Pour un pays qui a dû subir des conditions extrêmes de la part des États-Unis, son bilan peut être considéré comme positif.

 

5. Les médias et les cubains de Floride

A la mort de Fidel Castro une importante quantité de médias a relayé l'information selon laquelle de nombreux exilés cubains fêtèrent la mort de celui qui, pour des millions de personnes dans le monde, est le « commandante ». D'un point de vue éthique, il n'est jamais admirable de souhaiter la mort de qui que ce soit, car les communistes comme de nombreuses personnes sur cette planète pensent que tout homme a le droit de vivre.

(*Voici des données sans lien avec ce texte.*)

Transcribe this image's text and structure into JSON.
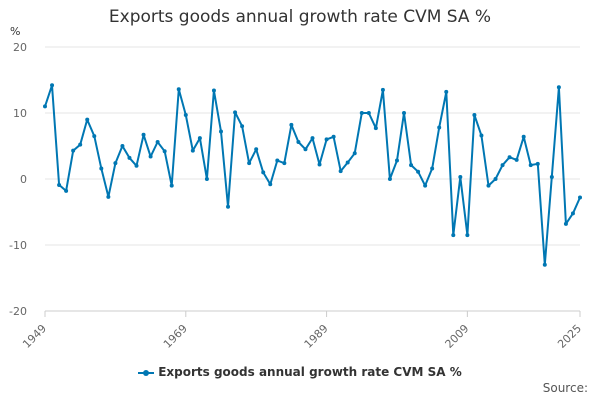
{
  "chart_data": {
    "type": "line",
    "title": "Exports goods annual growth rate CVM SA %",
    "ylabel": "%",
    "xlabel": "",
    "ylim": [
      -20,
      20
    ],
    "yticks": [
      20,
      10,
      0,
      -10,
      -20
    ],
    "xlim": [
      1949,
      2025
    ],
    "xticks": [
      1949,
      1969,
      1989,
      2009,
      2025
    ],
    "grid": true,
    "legend_position": "bottom",
    "series": [
      {
        "name": "Exports goods annual growth rate CVM SA %",
        "color": "#0077b3",
        "x": [
          1949,
          1950,
          1951,
          1952,
          1953,
          1954,
          1955,
          1956,
          1957,
          1958,
          1959,
          1960,
          1961,
          1962,
          1963,
          1964,
          1965,
          1966,
          1967,
          1968,
          1969,
          1970,
          1971,
          1972,
          1973,
          1974,
          1975,
          1976,
          1977,
          1978,
          1979,
          1980,
          1981,
          1982,
          1983,
          1984,
          1985,
          1986,
          1987,
          1988,
          1989,
          1990,
          1991,
          1992,
          1993,
          1994,
          1995,
          1996,
          1997,
          1998,
          1999,
          2000,
          2001,
          2002,
          2003,
          2004,
          2005,
          2006,
          2007,
          2008,
          2009,
          2010,
          2011,
          2012,
          2013,
          2014,
          2015,
          2016,
          2017,
          2018,
          2019,
          2020,
          2021,
          2022,
          2023,
          2024,
          2025
        ],
        "values": [
          11.0,
          14.2,
          -0.9,
          -1.8,
          4.3,
          5.2,
          9.0,
          6.5,
          1.6,
          -2.7,
          2.4,
          5.0,
          3.2,
          2.0,
          6.7,
          3.4,
          5.6,
          4.2,
          -1.0,
          13.6,
          9.7,
          4.3,
          6.2,
          0.0,
          13.4,
          7.2,
          -4.2,
          10.1,
          8.0,
          2.4,
          4.5,
          1.0,
          -0.8,
          2.8,
          2.4,
          8.2,
          5.6,
          4.5,
          6.2,
          2.2,
          6.0,
          6.4,
          1.2,
          2.5,
          3.9,
          10.0,
          10.0,
          7.7,
          13.5,
          0.0,
          2.8,
          10.0,
          2.1,
          1.1,
          -1.0,
          1.6,
          7.8,
          13.2,
          -8.5,
          0.3,
          -8.5,
          9.7,
          6.6,
          -1.0,
          0.0,
          2.1,
          3.3,
          2.9,
          6.4,
          2.1,
          2.3,
          -13.0,
          0.3,
          13.9,
          -6.8,
          -5.2,
          -2.8
        ]
      }
    ]
  },
  "legend": {
    "label": "Exports goods annual growth rate CVM SA %"
  },
  "footer": {
    "source": "Source:"
  }
}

Deuxièmement, ils est important de dire que cette population est souvent issue des opposants politiques au régime castriste et de ce fait, l'objectivité peut être mise en doute sur ces personnes. Troisièmement et en parallèle du paragraphe précédent, ces migrations, notamment vers les États-Unis, nous invitent à nous pencher sur ce qui fait le bonheur de l'Homme. Un régime communiste rejette la société de consommation, notamment celle prônée par le capitalisme. Il considère que l'homme, le social et les relations humaines sont au centre de son développement et de son épanouissement. Il privilégie une vie plus simple (non pas plus morose), où relations et désirs sont en harmonie avec le développement de la société et en phase avec notre époque.

 

6. Fidel Castro, une image noire, comme tant d'autres figures

L'image de Fidel Castro, prônée par les modèles occidentaux, nous pousse à repenser nos propres figures, celles qui composent notre histoire. Quand nous voyons aujourd'hui le nombre de commémorations, notamment dans les pays dits du Tiers Monde, nous ne pouvons nous empêcher de repenser à ceux qui ont fait notre pays. Prenons l'exemple de Robespierre qui possède également une image noire en France. Aujourd'hui, avec de nouveaux travaux, il semblerait que ce personnage sorte de cette vitrine d'assassin dans lequel on l'a mis pendant de nombreuses années. Les images sont faites par les vainqueurs, par la propagande, par les modèles politiques de nos gouvernements. Aujourd'hui, nous sommes en droit de repenser l'image du révolutionnaire cubain, tout comme nous repensons l'image de nos révolutionnaires. Il est impensable d'associer à un seul homme (Fidel Castro) la responsabilité toute entière des problèmes cubains, tout comme il est impensable d'associer toutes les atrocités de la Terreur à Robespierre, surtout sans les recontextualiser, sans analyser les rapports de forces, en oubliant le fait que ces hommes, tout comme nous, sont des personnes qui rêvaient de liberté et qui avaient un idéal (l'un Rousseau, l'autre Marx). Les révolutions sont les faits non pas d'un seul homme, mais de tout un peuple !

 

7. L'héritage de Fidel Castro et de la Révolution Cubaine

Aujourd'hui, on considère que la Guerre Froide a disparu avec le Mur de Berlin en 1989, mais en est-il réellement ainsi ? Si l'on regarde les liens diplomatiques, ainsi que les hommes politiques qui ont rendu un hommage sincère à Castro (notamment en Amérique Latine, en Afrique, au Moyen et Extrême Orient), nous voyons que cette guerre n'est pas finie. La lutte des classes est toujours présente et on exploite, aujourd'hui plus que jamais, les pays dits du Tiers Monde (ceux avec qui Fidel Castro entretenait de nombreux liens diplomatiques). Fidel Castro nous laisse non pas un héritage matériel, mais idéologique, celui qui montre que la lutte continue, que malgré les propagandes, malgré les politiques nocives contre le prolétariat (qui s'est généralisé sur les continents, dans les couches des sociétés), il faut continuer le combat.

 

Citations d'un "assassin" :

« Que disparaisse la philosophie du pillage, et la philosophie de la guerre aura disparue » (Fidel Castro 26 septembre 1960, ONU).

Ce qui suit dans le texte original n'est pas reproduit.